ANC 4B has the following concerns regarding corner stores:

 

Corner stores are proposed as one way to increase food and retail options in underserved residential neighborhoods.  However, there is strong evidence that this proposal will not result in an increased offering of fresh food.  Small-scale stores find it economically difficult to offer fresh food, as evidenced by the lack of fresh food offerings in existing convenience stores located on high-traffic streets.  Alcohol sales would be permitted, something that is currently readily available in most neighborhoods.

 

These stores are likely to increase trash, rodents, demand for parking, and other negative impacts.  There is also the potential for blight when homes are converted into business uses, with grates, window coverings and other permanent architectural changes.
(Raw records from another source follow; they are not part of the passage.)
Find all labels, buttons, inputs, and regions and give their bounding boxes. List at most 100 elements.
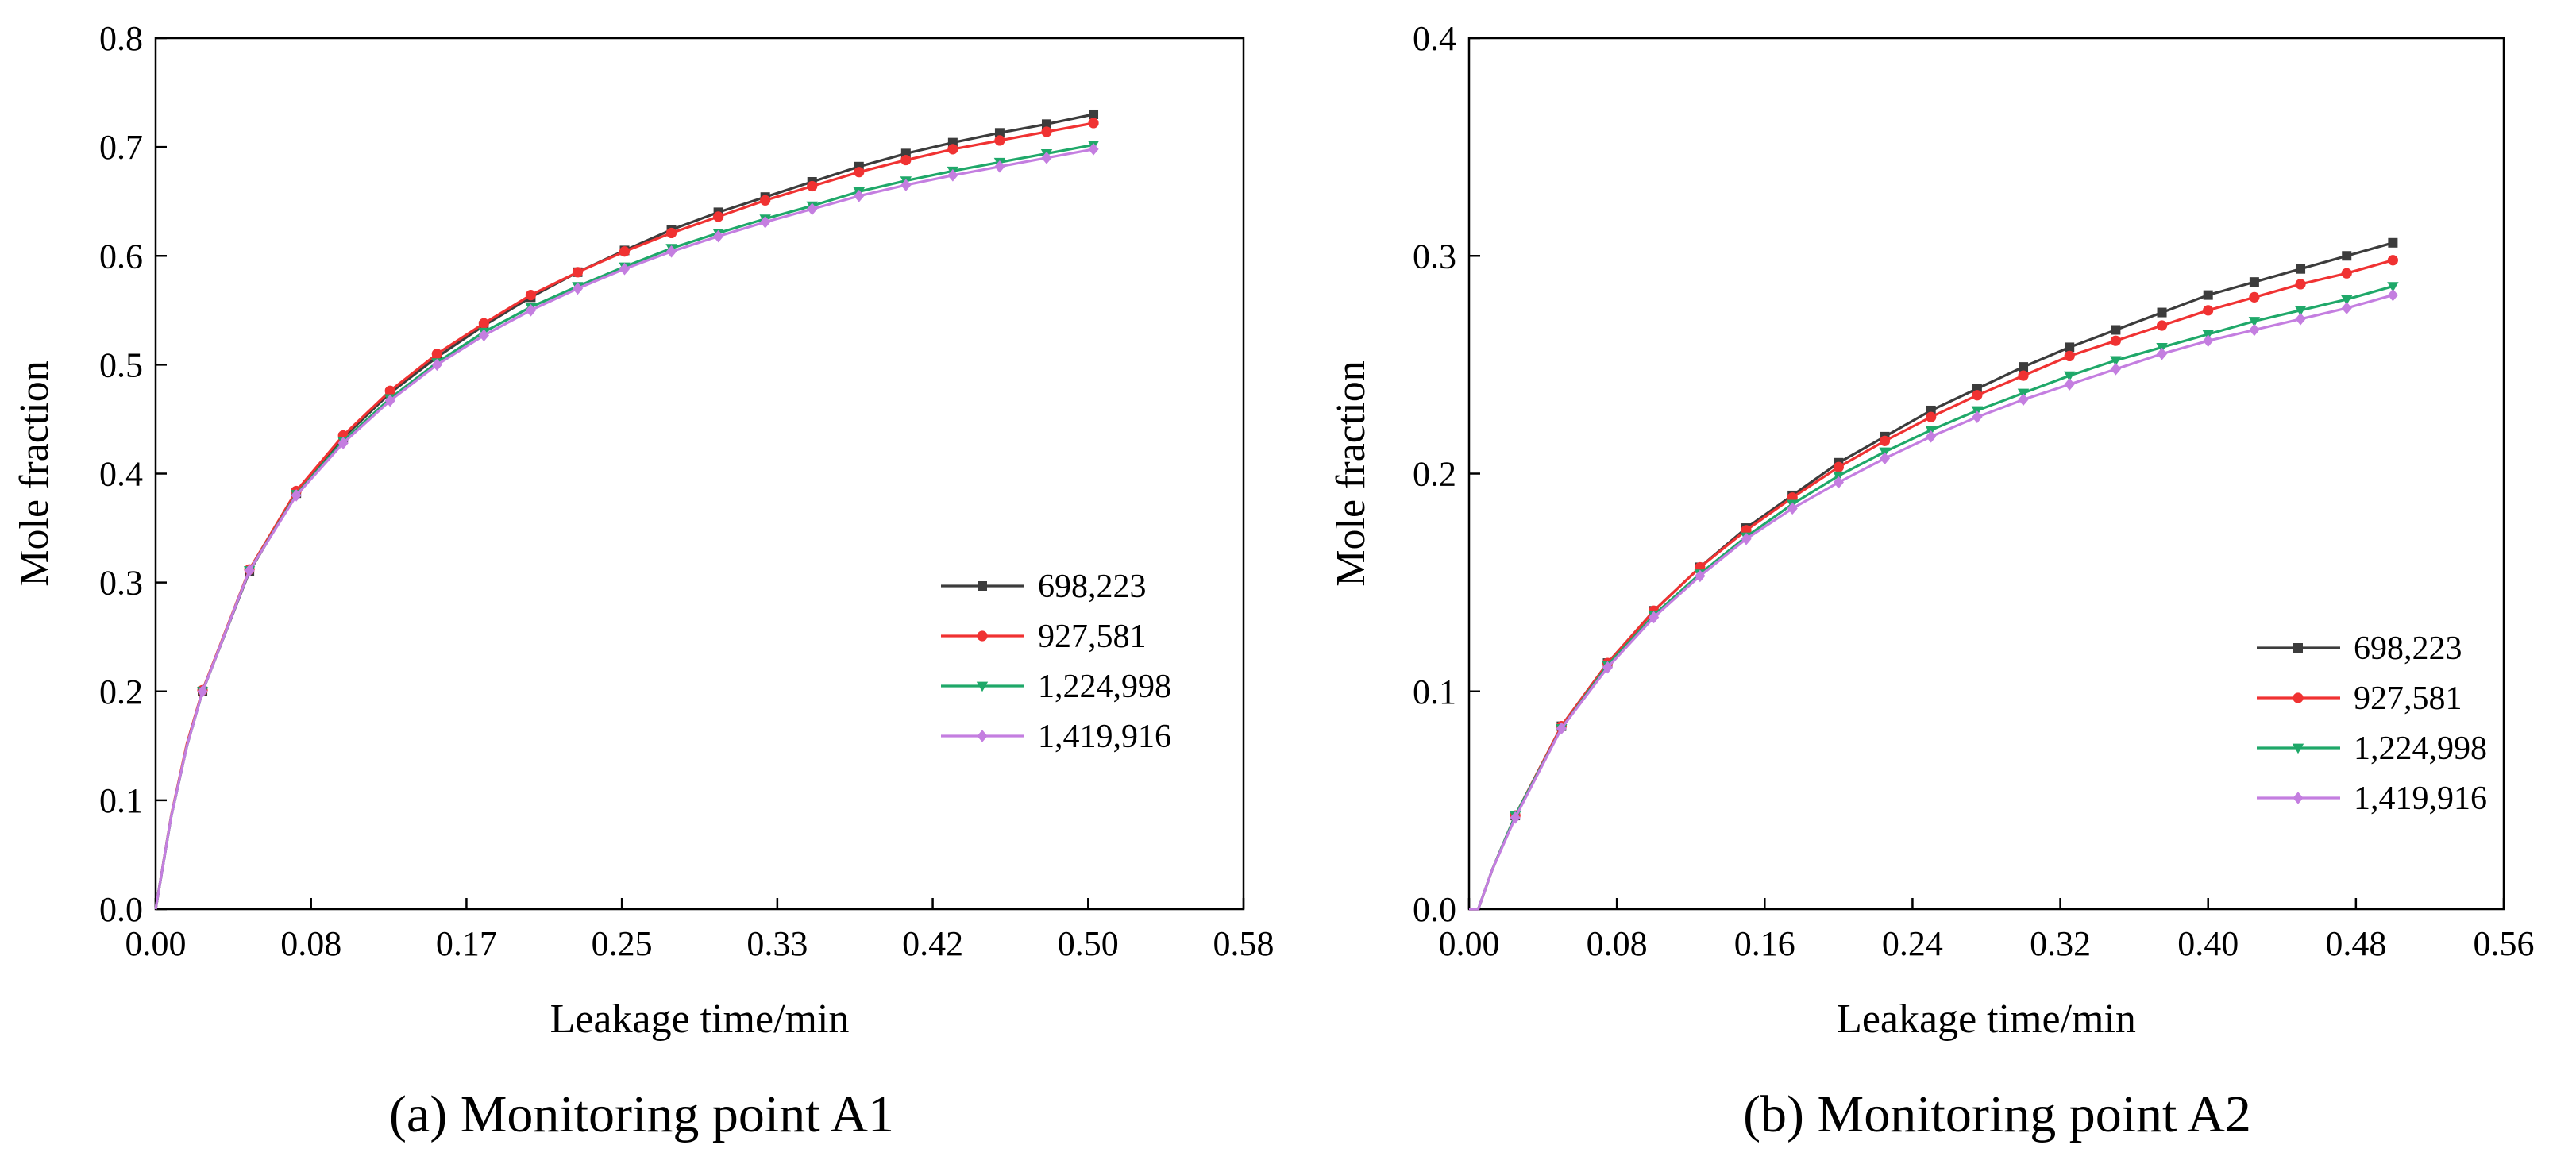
plot-frame bbox=[1467, 37, 2505, 911]
marker-square bbox=[994, 128, 1005, 138]
x-tick-label: 0.33 bbox=[746, 924, 808, 963]
series-line bbox=[1469, 259, 2393, 911]
marker-diamond bbox=[1041, 152, 1052, 164]
marker-diamond bbox=[2295, 312, 2306, 326]
x-axis-title: Leakage time/min bbox=[550, 996, 850, 1042]
marker-triangle-down bbox=[2341, 295, 2353, 306]
marker-circle bbox=[478, 318, 489, 329]
plot-frame bbox=[154, 37, 1245, 911]
marker-diamond bbox=[1602, 661, 1614, 674]
marker-diamond bbox=[713, 229, 724, 243]
x-tick-label: 0.25 bbox=[592, 924, 653, 963]
x-tick-label: 0.24 bbox=[1882, 924, 1943, 963]
marker-circle bbox=[807, 180, 818, 192]
marker-diamond bbox=[977, 730, 988, 742]
marker-circle bbox=[947, 144, 958, 155]
marker-diamond bbox=[1833, 476, 1844, 489]
marker-diamond bbox=[994, 160, 1005, 173]
y-tick-label: 0.6 bbox=[99, 237, 143, 276]
marker-circle bbox=[1926, 411, 1937, 422]
series-line bbox=[1469, 285, 2393, 911]
marker-circle bbox=[1833, 461, 1844, 472]
marker-circle bbox=[1041, 126, 1052, 137]
marker-circle bbox=[384, 385, 395, 396]
marker-circle bbox=[1088, 118, 1099, 129]
marker-circle bbox=[2018, 370, 2029, 381]
marker-square bbox=[2065, 342, 2075, 353]
y-tick-label: 0.2 bbox=[1413, 455, 1456, 494]
y-tick-label: 0.1 bbox=[1413, 673, 1456, 711]
marker-diamond bbox=[2110, 363, 2121, 376]
marker-diamond bbox=[384, 394, 395, 407]
marker-diamond bbox=[431, 358, 442, 372]
marker-triangle-down bbox=[2248, 317, 2261, 327]
marker-diamond bbox=[197, 684, 208, 698]
marker-diamond bbox=[572, 282, 584, 295]
marker-diamond bbox=[1787, 502, 1798, 515]
marker-square bbox=[2019, 362, 2029, 372]
marker-circle bbox=[525, 290, 537, 301]
marker-diamond bbox=[947, 168, 958, 182]
series-line bbox=[1469, 241, 2393, 911]
y-tick-label: 0.1 bbox=[99, 781, 143, 820]
marker-diamond bbox=[478, 329, 489, 342]
marker-diamond bbox=[291, 489, 302, 502]
legend-label: 1,419,916 bbox=[1038, 719, 1171, 755]
marker-diamond bbox=[2156, 347, 2168, 360]
y-axis-title: Mole fraction bbox=[12, 360, 57, 586]
marker-square bbox=[2342, 251, 2352, 261]
marker-triangle-down bbox=[2110, 356, 2122, 367]
marker-triangle-down bbox=[976, 681, 989, 692]
marker-circle bbox=[2293, 692, 2304, 703]
marker-diamond bbox=[525, 304, 537, 317]
x-tick-label: 0.08 bbox=[280, 924, 341, 963]
marker-diamond bbox=[665, 245, 677, 258]
x-tick-label: 0.16 bbox=[1734, 924, 1795, 963]
x-tick-label: 0.40 bbox=[2177, 924, 2239, 963]
marker-circle bbox=[2295, 279, 2306, 290]
y-tick-label: 0.7 bbox=[99, 128, 143, 167]
marker-circle bbox=[900, 154, 912, 166]
x-tick-label: 0.50 bbox=[1058, 924, 1119, 963]
marker-diamond bbox=[2064, 378, 2075, 391]
chart-a2: 0.00 0.08 0.16 0.24 0.32 0.40 0.48 0.56 0.0 0.1 0.… bbox=[1328, 19, 2535, 1042]
series-line bbox=[154, 143, 1094, 910]
marker-triangle-down bbox=[2064, 371, 2076, 382]
caption-b: (b) Monitoring point A2 bbox=[1743, 1085, 2251, 1143]
marker-triangle-down bbox=[2292, 743, 2304, 754]
legend-label: 1,224,998 bbox=[1038, 669, 1171, 705]
marker-circle bbox=[2064, 350, 2075, 362]
marker-circle bbox=[431, 349, 442, 360]
marker-diamond bbox=[1926, 430, 1937, 443]
marker-circle bbox=[1972, 390, 1983, 401]
marker-square bbox=[2296, 264, 2306, 274]
y-tick-label: 0.5 bbox=[99, 345, 143, 384]
marker-square bbox=[978, 581, 987, 591]
series-line bbox=[1469, 294, 2393, 911]
x-tick-label: 0.32 bbox=[2030, 924, 2091, 963]
marker-diamond bbox=[1556, 722, 1567, 735]
marker-circle bbox=[713, 211, 724, 222]
x-tick-label: 0.48 bbox=[2325, 924, 2386, 963]
series-line bbox=[154, 113, 1094, 910]
chart-a1: 0.00 0.08 0.17 0.25 0.33 0.42 0.50 0.58 0.0 0.1 0.… bbox=[12, 19, 1275, 1042]
marker-circle bbox=[619, 246, 631, 257]
marker-square bbox=[2249, 277, 2259, 287]
legend-label: 1,419,916 bbox=[2354, 780, 2487, 817]
y-tick-label: 0.3 bbox=[99, 564, 143, 603]
marker-diamond bbox=[337, 437, 349, 449]
y-tick-label: 0.4 bbox=[99, 455, 143, 494]
marker-diamond bbox=[1879, 452, 1891, 465]
marker-diamond bbox=[1972, 410, 1983, 423]
marker-circle bbox=[1879, 435, 1891, 446]
marker-square bbox=[1041, 119, 1051, 129]
marker-diamond bbox=[2018, 393, 2029, 407]
y-tick-label: 0.0 bbox=[1413, 890, 1456, 929]
marker-diamond bbox=[900, 179, 912, 191]
marker-diamond bbox=[1510, 811, 1521, 824]
x-tick-label: 0.58 bbox=[1213, 924, 1275, 963]
marker-square bbox=[2157, 307, 2167, 318]
y-tick-label: 0.3 bbox=[1413, 237, 1456, 276]
marker-circle bbox=[2203, 305, 2214, 316]
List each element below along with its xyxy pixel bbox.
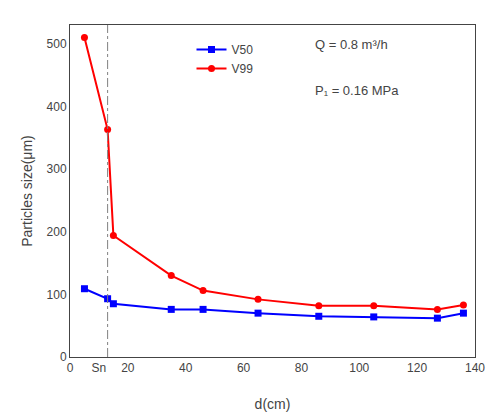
svg-text:0: 0 — [60, 350, 67, 364]
svg-text:40: 40 — [179, 361, 193, 375]
svg-text:300: 300 — [47, 162, 67, 176]
svg-text:60: 60 — [237, 361, 251, 375]
svg-text:140: 140 — [465, 361, 485, 375]
svg-text:P₁ = 0.16 MPa: P₁ = 0.16 MPa — [315, 83, 399, 98]
svg-text:500: 500 — [47, 37, 67, 51]
svg-text:100: 100 — [47, 288, 67, 302]
svg-text:Sn: Sn — [92, 361, 107, 375]
svg-text:20: 20 — [121, 361, 135, 375]
svg-text:V99: V99 — [232, 62, 254, 76]
svg-text:120: 120 — [407, 361, 427, 375]
svg-text:V50: V50 — [232, 43, 254, 57]
svg-text:400: 400 — [47, 100, 67, 114]
svg-text:80: 80 — [295, 361, 309, 375]
svg-text:0: 0 — [67, 361, 74, 375]
svg-text:200: 200 — [47, 225, 67, 239]
svg-text:d(cm): d(cm) — [255, 396, 291, 412]
svg-text:Q = 0.8 m³/h: Q = 0.8 m³/h — [315, 37, 388, 52]
svg-text:Particles size(μm): Particles size(μm) — [19, 135, 35, 247]
svg-text:100: 100 — [349, 361, 369, 375]
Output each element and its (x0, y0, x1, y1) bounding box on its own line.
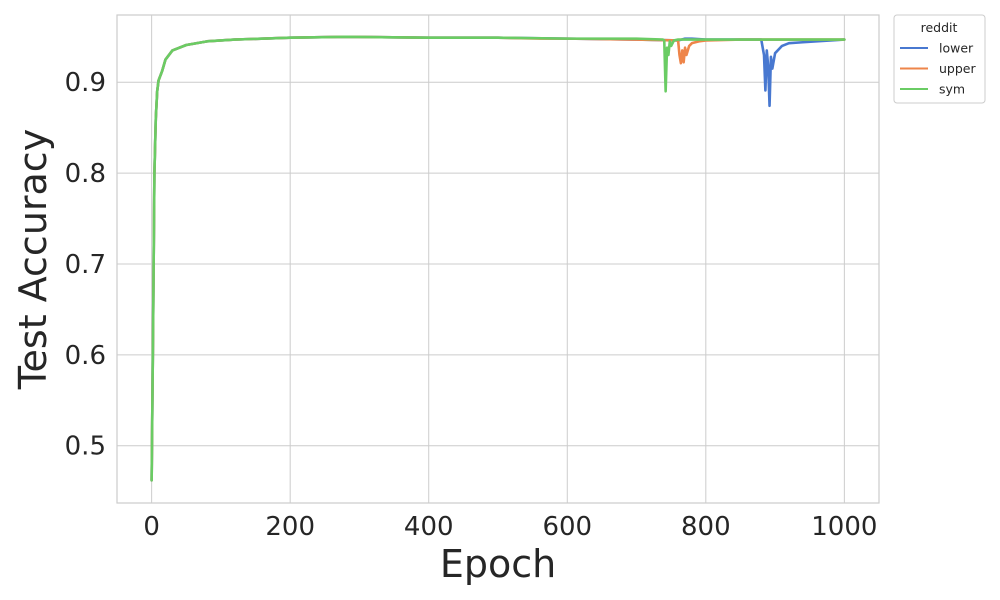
legend-label-sym: sym (939, 82, 965, 97)
y-tick-label: 0.7 (65, 250, 106, 280)
legend-frame (893, 14, 986, 104)
legend-items: lower upper sym (900, 41, 976, 97)
legend-label-upper: upper (939, 61, 976, 76)
x-tick-label: 600 (542, 512, 592, 542)
x-tick-label: 0 (143, 512, 160, 542)
y-axis-ticks: 0.5 0.6 0.7 0.8 0.9 (65, 68, 106, 462)
legend: reddit lower upper sym (893, 14, 986, 104)
x-axis-label: Epoch (440, 542, 556, 586)
x-axis-ticks: 0 200 400 600 800 1000 (143, 512, 877, 542)
y-axis-label: Test Accuracy (11, 129, 55, 390)
y-tick-label: 0.6 (65, 341, 106, 371)
y-tick-label: 0.9 (65, 68, 106, 98)
legend-title: reddit (921, 20, 958, 35)
y-tick-label: 0.8 (65, 159, 106, 189)
series-line-sym (150, 35, 846, 482)
series-layer (150, 35, 846, 482)
plot-area (116, 14, 880, 504)
x-tick-label: 800 (681, 512, 731, 542)
x-tick-label: 400 (404, 512, 454, 542)
grid (117, 15, 879, 503)
x-tick-label: 1000 (811, 512, 877, 542)
legend-label-lower: lower (939, 41, 974, 56)
x-tick-label: 200 (265, 512, 315, 542)
y-tick-label: 0.5 (65, 432, 106, 462)
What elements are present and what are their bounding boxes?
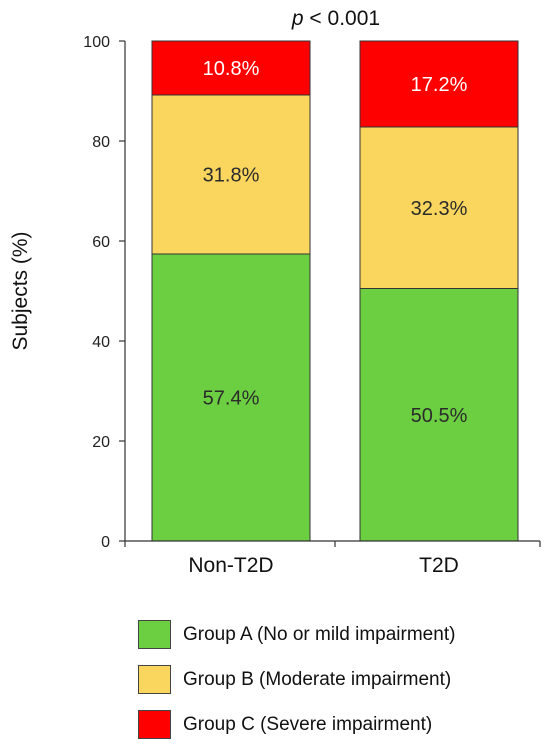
p-value-text: < 0.001	[304, 7, 380, 30]
legend-swatch-group-a	[138, 620, 171, 649]
data-label-non-t2d-group-b: 31.8%	[203, 165, 260, 187]
legend-item-group-a: Group A (No or mild impairment)	[138, 612, 455, 657]
y-tick-label-80: 80	[92, 134, 110, 151]
legend-item-group-c: Group C (Severe impairment)	[138, 702, 455, 747]
x-category-label-t2d: T2D	[419, 554, 459, 577]
bar-segment-t2d-group-b	[359, 126, 519, 289]
x-category-label-non-t2d: Non-T2D	[188, 554, 273, 577]
y-tick-label-0: 0	[101, 534, 110, 551]
p-value-annotation: p < 0.001	[291, 7, 380, 30]
legend-label-group-b: Group B (Moderate impairment)	[183, 668, 452, 690]
legend-label-group-a: Group A (No or mild impairment)	[183, 623, 456, 645]
stacked-bar-chart: p < 0.001 Subjects (%) 57.4% 31.8% 10.8% 50…	[9, 7, 541, 577]
y-tick-label-60: 60	[92, 234, 110, 251]
legend-item-group-b: Group B (Moderate impairment)	[138, 657, 455, 702]
legend: Group A (No or mild impairment) Group B …	[138, 612, 455, 747]
legend-swatch-group-c	[138, 710, 171, 739]
legend-label-group-c: Group C (Severe impairment)	[183, 713, 433, 735]
data-label-non-t2d-group-c: 10.8%	[203, 58, 260, 80]
legend-swatch-group-b	[138, 665, 171, 694]
bar-segment-non-t2d-group-c	[151, 40, 311, 96]
y-axis-label: Subjects (%)	[9, 231, 32, 350]
data-label-non-t2d-group-a: 57.4%	[203, 388, 260, 410]
data-label-t2d-group-a: 50.5%	[411, 405, 468, 427]
bar-segment-non-t2d-group-b	[151, 94, 311, 255]
data-label-t2d-group-c: 17.2%	[411, 74, 468, 96]
y-tick-label-40: 40	[92, 334, 110, 351]
bar-segment-non-t2d-group-a	[151, 253, 311, 542]
y-tick-label-20: 20	[92, 434, 110, 451]
y-tick-label-100: 100	[83, 34, 110, 51]
bar-segment-t2d-group-c	[359, 40, 519, 128]
axes-layer: 0 20 40 60 80 100 Non-T2D T2D	[83, 34, 541, 577]
bars-layer: 57.4% 31.8% 10.8% 50.5% 32.3% 17.2%	[151, 40, 519, 542]
p-value-italic: p	[291, 7, 304, 30]
data-label-t2d-group-b: 32.3%	[411, 198, 468, 220]
bar-segment-t2d-group-a	[359, 288, 519, 542]
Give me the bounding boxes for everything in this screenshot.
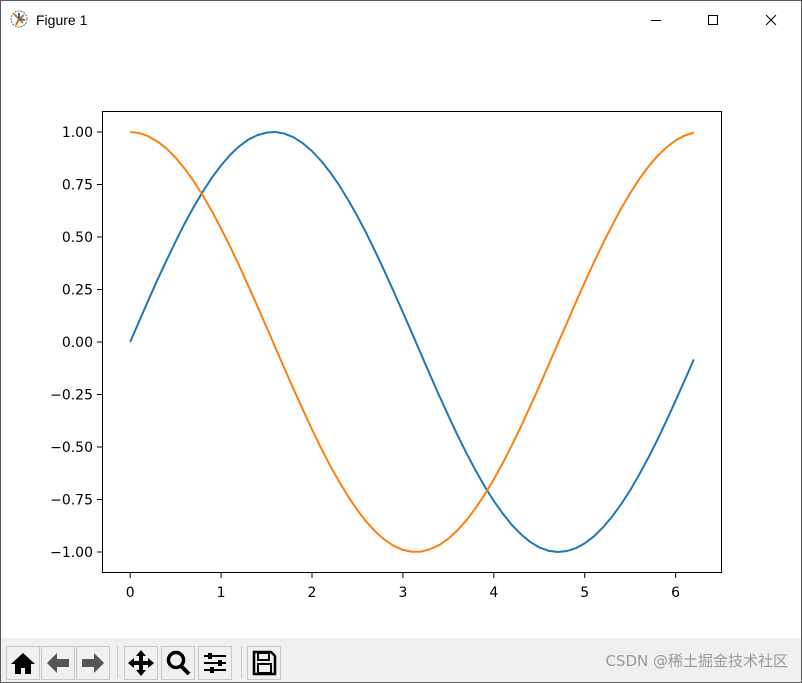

Neighbors would have not voice in the appearance and design of the stores unless they are located in historic districts.  And they draw retail stores away from Georgia Avenue and other main corridors that are finding it difficult to attract retail tenants.

 

THEREFORE BE IT RESOLVED that Advisory Neighborhood Commission 4B recommends that corner stores be permitted only by special exception and without the sale of alcohol permitted.

 

Every Commissioner is authorized to represent this resolution before applicable city agencies, panels, and commissions.